Pusat Pelaporan dan Analisis Transaksi Keuangan atau PPATK menyebutkan perputaran uang transaksi judi online (judol) berkurang drastis sepanjang 2025. Tahun lalu perputaran mencapai Rp359 triliun, tapi sampai 6 November berkurang tinggal Rp155 triliun.
“Angkanya turun 57% dibandingkan tahun lalu,” kata Kepala PPATK Ivan Yustiavandana dalam konferensi pers di Jakarta, Kamis (6/11).
Penurunan transaksi judol itu turut berpengaruh terhadap penurunan deposit dari pemain judol. Pada 2024, total jumlah deposit para pemain judi online Rp 51 triliun. Tahun ini nilainya menjadi Rp 24,9 triliun atau turun 45% lebih.
“Ini tentunya berkat kolaborasi kami semua, khususnya Kementerian Komunikasi dan Digital,” kata dia.
Upaya melawan judol itu dilakukan lewat pemblokiran situs dan konten judol. Komdigi menutup 2,45 miliar situs dan 2,16 juta konten judol sepanjang 20 Oktober-2 November 2025, sehingga akses terhadap situs judol berkurang 70%. PPATK juga ikut memblokir rekening-rekening yang terafiliasi bandar dan situs judol.
Ivan menyebutkan 80% pemain judol merupakan masyarakat dengan penghasilan Rp5 juta ke bawah per bulan.
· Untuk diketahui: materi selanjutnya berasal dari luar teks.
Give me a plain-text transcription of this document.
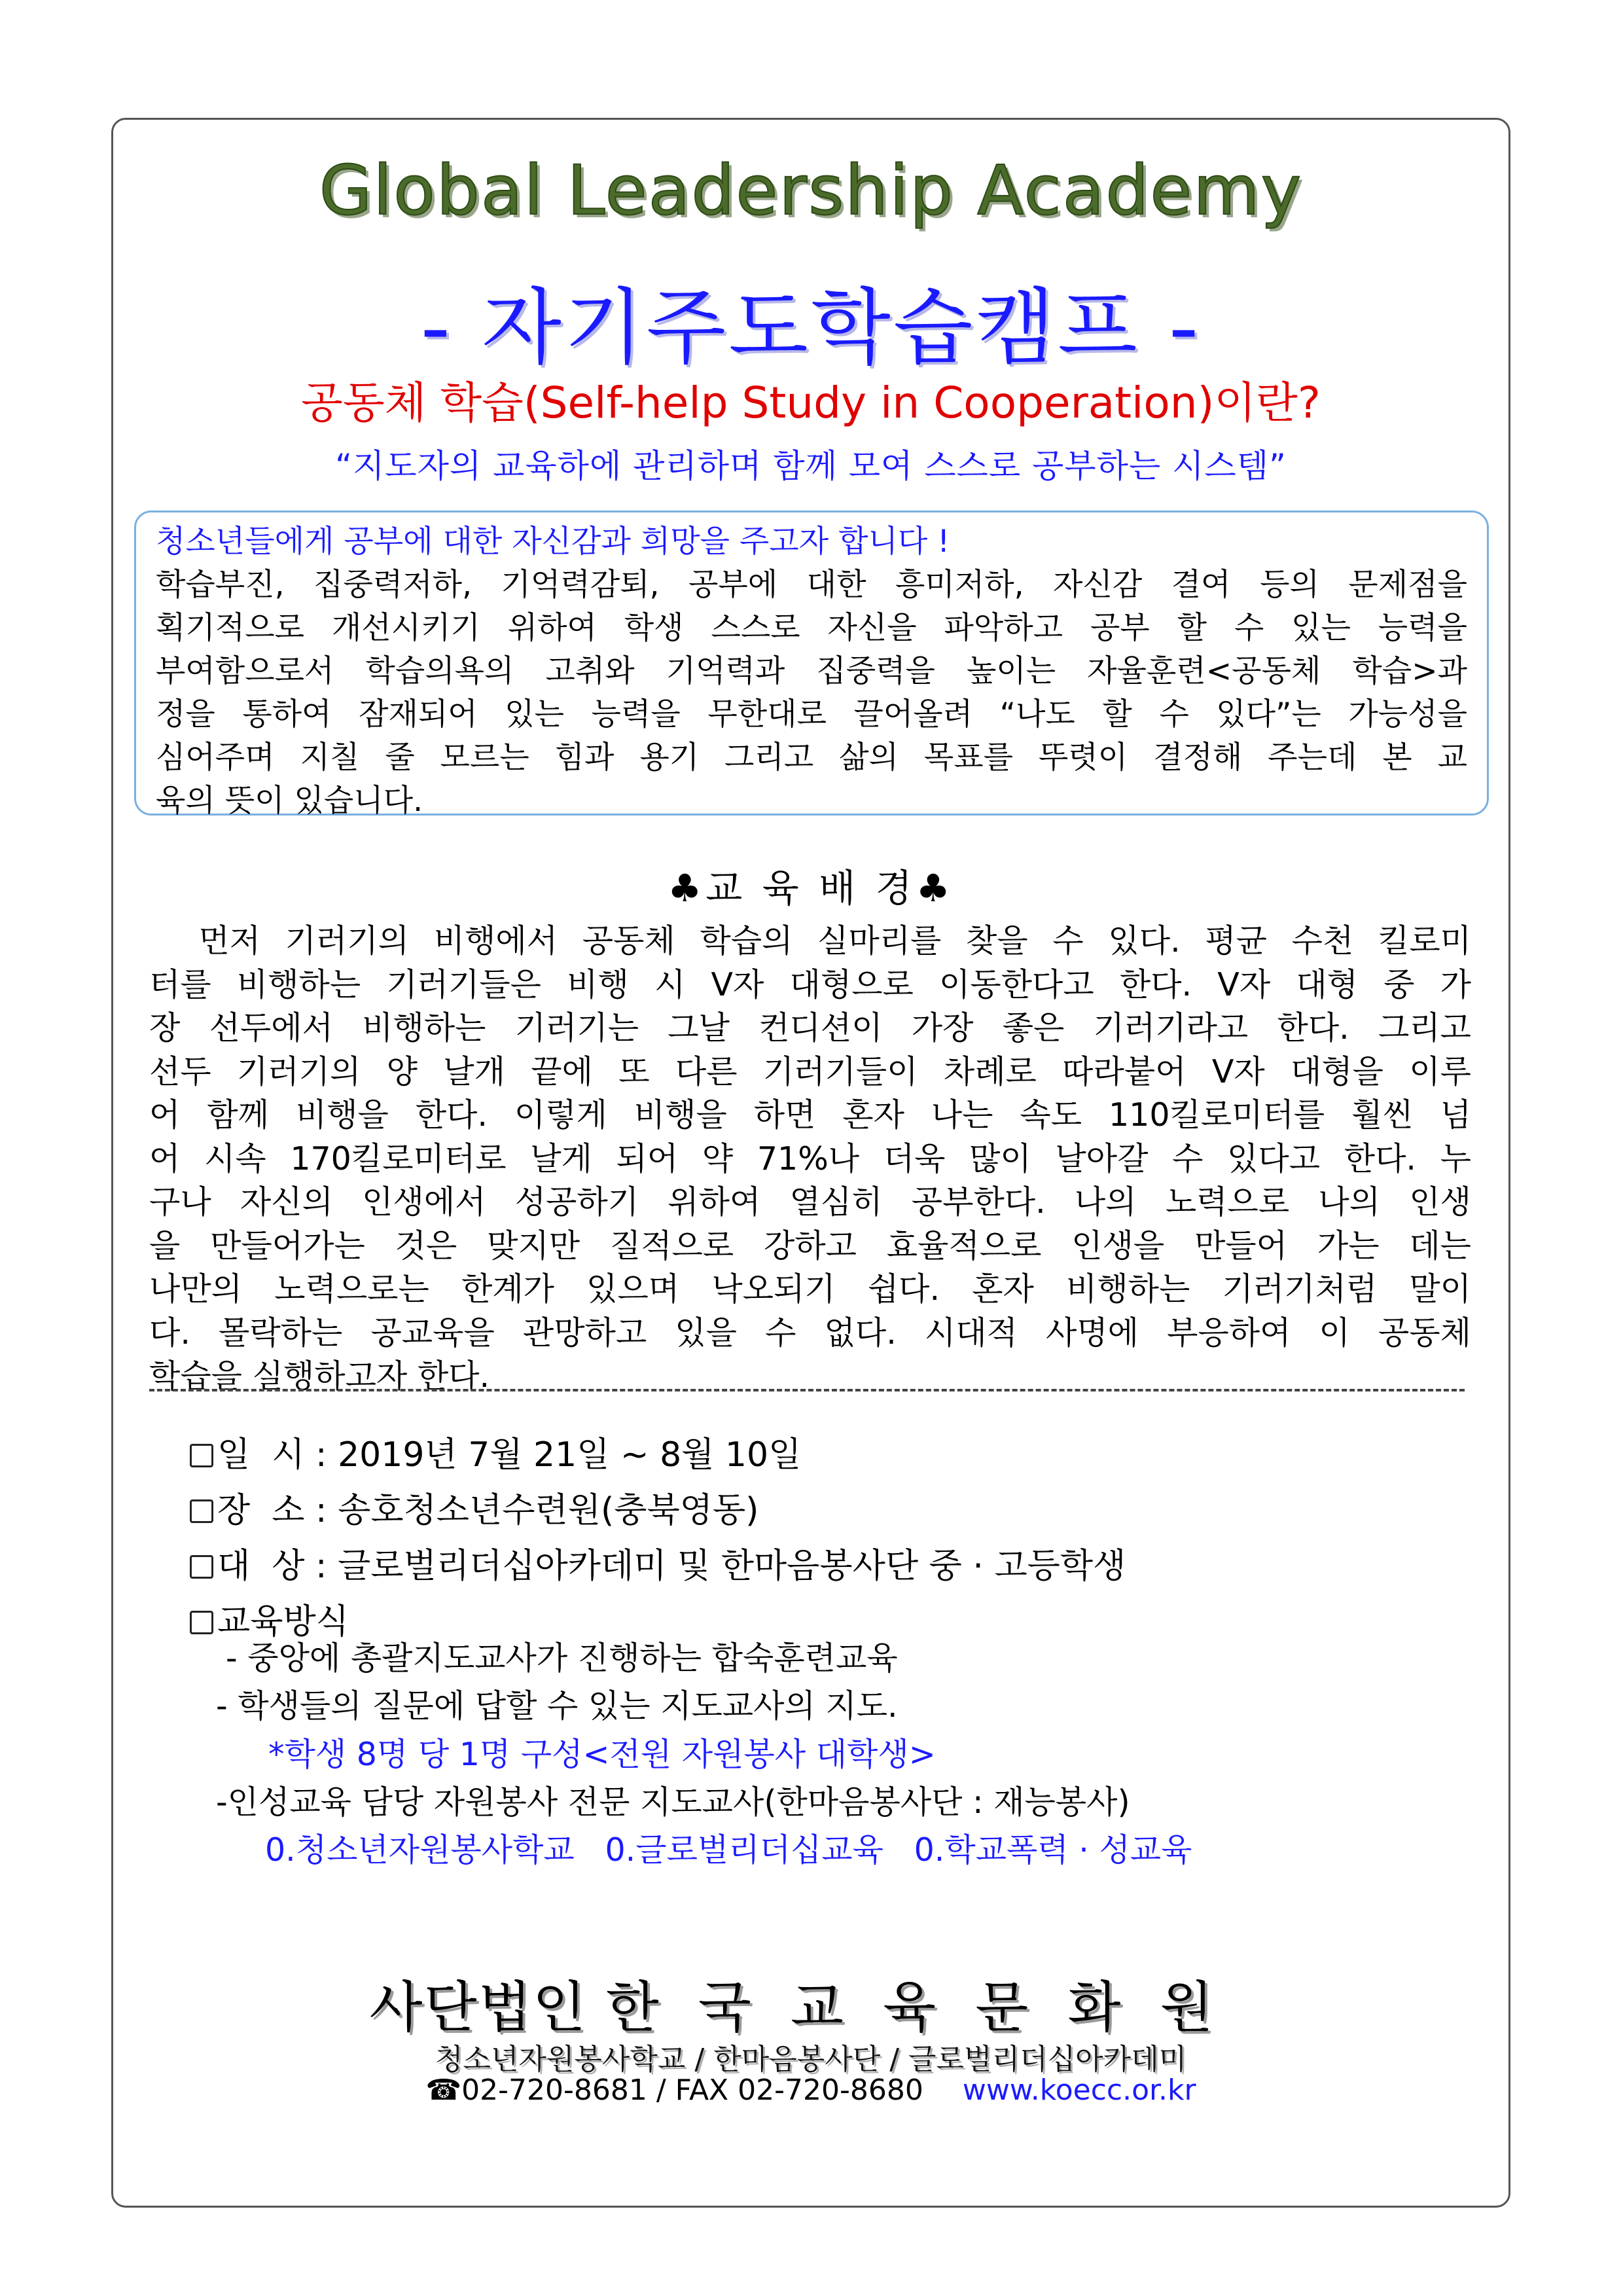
Global Leadership Academy
- 자기주도학습캠프 -
공동체 학습(Self-help Study in Cooperation)이란?
“지도자의 교육하에 관리하며 함께 모여 스스로 공부하는 시스템”
청소년들에게 공부에 대한 자신감과 희망을 주고자 합니다 !
학습부진, 집중력저하, 기억력감퇴, 공부에 대한 흥미저하, 자신감 결여 등의 문제점을
획기적으로 개선시키기 위하여 학생 스스로 자신을 파악하고 공부 할 수 있는 능력을
부여함으로서 학습의욕의 고취와 기억력과 집중력을 높이는 자율훈련<공동체 학습>과
정을 통하여 잠재되어 있는 능력을 무한대로 끌어올려 “나도 할 수 있다”는 가능성을
심어주며 지칠 줄 모르는 힘과 용기 그리고 삶의 목표를 뚜렷이 결정해 주는데 본 교
육의 뜻이 있습니다.
♣교 육 배 경♣
먼저 기러기의 비행에서 공동체 학습의 실마리를 찾을 수 있다. 평균 수천 킬로미
터를 비행하는 기러기들은 비행 시 V자 대형으로 이동한다고 한다. V자 대형 중 가
장 선두에서 비행하는 기러기는 그날 컨디션이 가장 좋은 기러기라고 한다. 그리고
선두 기러기의 양 날개 끝에 또 다른 기러기들이 차례로 따라붙어 V자 대형을 이루
어 함께 비행을 한다. 이렇게 비행을 하면 혼자 나는 속도 110킬로미터를 훨씬 넘
어 시속 170킬로미터로 날게 되어 약 71%나 더욱 많이 날아갈 수 있다고 한다. 누
구나 자신의 인생에서 성공하기 위하여 열심히 공부한다. 나의 노력으로 나의 인생
을 만들어가는 것은 맞지만 질적으로 강하고 효율적으로 인생을 만들어 가는 데는
나만의 노력으로는 한계가 있으며 낙오되기 쉽다. 혼자 비행하는 기러기처럼 말이
다. 몰락하는 공교육을 관망하고 있을 수 없다. 시대적 사명에 부응하여 이 공동체
학습을 실행하고자 한다.
일  시 : 2019년 7월 21일 ~ 8월 10일
장  소 : 송호청소년수련원(충북영동)
대  상 : 글로벌리더십아카데미 및 한마음봉사단 중 · 고등학생
교육방식
- 중앙에 총괄지도교사가 진행하는 합숙훈련교육
- 학생들의 질문에 답할 수 있는 지도교사의 지도.
*학생 8명 당 1명 구성<전원 자원봉사 대학생>
-인성교육 담당 자원봉사 전문 지도교사(한마음봉사단 : 재능봉사)
0.청소년자원봉사학교   0.글로벌리더십교육   0.학교폭력 · 성교육
사단법인 한국교육문화원
청소년자원봉사학교 / 한마음봉사단 / 글로벌리더십아카데미
☎02-720-8681 / FAX 02-720-8680 www.koecc.or.kr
Dibandingkan 2024, jumlah pemain dengan kategori penghasilan rendah berkurang 67,92%. Secara keseluruhan, jumlah pemain judi online berkurang 68,32% dibandingkan dengan tahun lalu.
Ivan mengatakan perang terhadap judi online amat penting karena kejahatan ini merusak ekonomi rumah tangga. PPATK bahkan menemukan sekitar 2% pemain judi online berusia di bawah 10 tahun, atau sekitar 80.000 anak-anak yang sudah terekspos.
”Kita bicara tentang problem sosial yang nyata. Banyak keluarga kehilangan tabungan, rumah tangga hancur, bahkan anak-anak terpapar. Ini bukan hanya sekadar isu kriminalitas digital, melainkan juga masalah kemanusiaan yang menuntut empati dan aksi bersama,” urai Ivan.
Terlebih, aliran dana judol amat terkait dengan tindakan pencucian uang hasil kejahatan lainnya.
”Aliran dana hasil judi online kerap terkait dengan kejahatan lain seperti penipuan, narkotika, dan perdagangan orang. Ini membuktikan bahwa judi online adalah simpul dari berbagai kejahatan lintas sektor,” jelas Ivan.
Transaksi Tembus Rp1.000 Triliun
Ketua Komite Tindak Pidana Pencucian Uang (TPPU) Yusril Ihza Mahendra mengatakan, berdasarkan data PPATK, nilai perputaran dana dari aktivitas judi online sejak 2017 hingga Kuartal III 2025 telah menembus Rp1.032 triliun, dengan lebih dari 259 juta kali transaksi.
”Angka ini luar biasa besar. Lebih memprihatinkan lagi, setiap rupiah di dalamnya adalah hasil jerih payah rakyat uang dari masyarakat menengah ke bawah yang tersedot oleh jaringan kejahatan yang bersembunyi di balik layar gawai kita,” ujarnya, dalam kegiatan Diseminasi Peraturan Presiden Nomor 88 Tahun 2025 di Kantor PPATK, Jakarta, 4 November.
Menurut Yusril, yang juga menjabat Menteri Koordinator Bidang Hukum, HAM, dan Imigrasi itu, fenomena judi online dan TPPU bagaikan dua sisi mata uang kejahatan yang saling menguatkan. Modus pencucian uang kini semakin kompleks, menggunakan rekening hasil jual beli, e-wallet, aset kripto, hingga payment gateway lintas negara.
”Kita tidak boleh lagi memandang judi online hanya sebagai pelanggaran moral. Ia adalah pintu masuk bagi kejahatan finansial terorganisir," ucapnya.
"Setiap uang haram yang berhasil dicuci akan menjadi bahan bakar bagi kejahatan berikutnya, dan setiap uang haram yang berhasil kita bekukan adalah langkah nyata menjaga masa depan generasi kita,” cetus Yusril.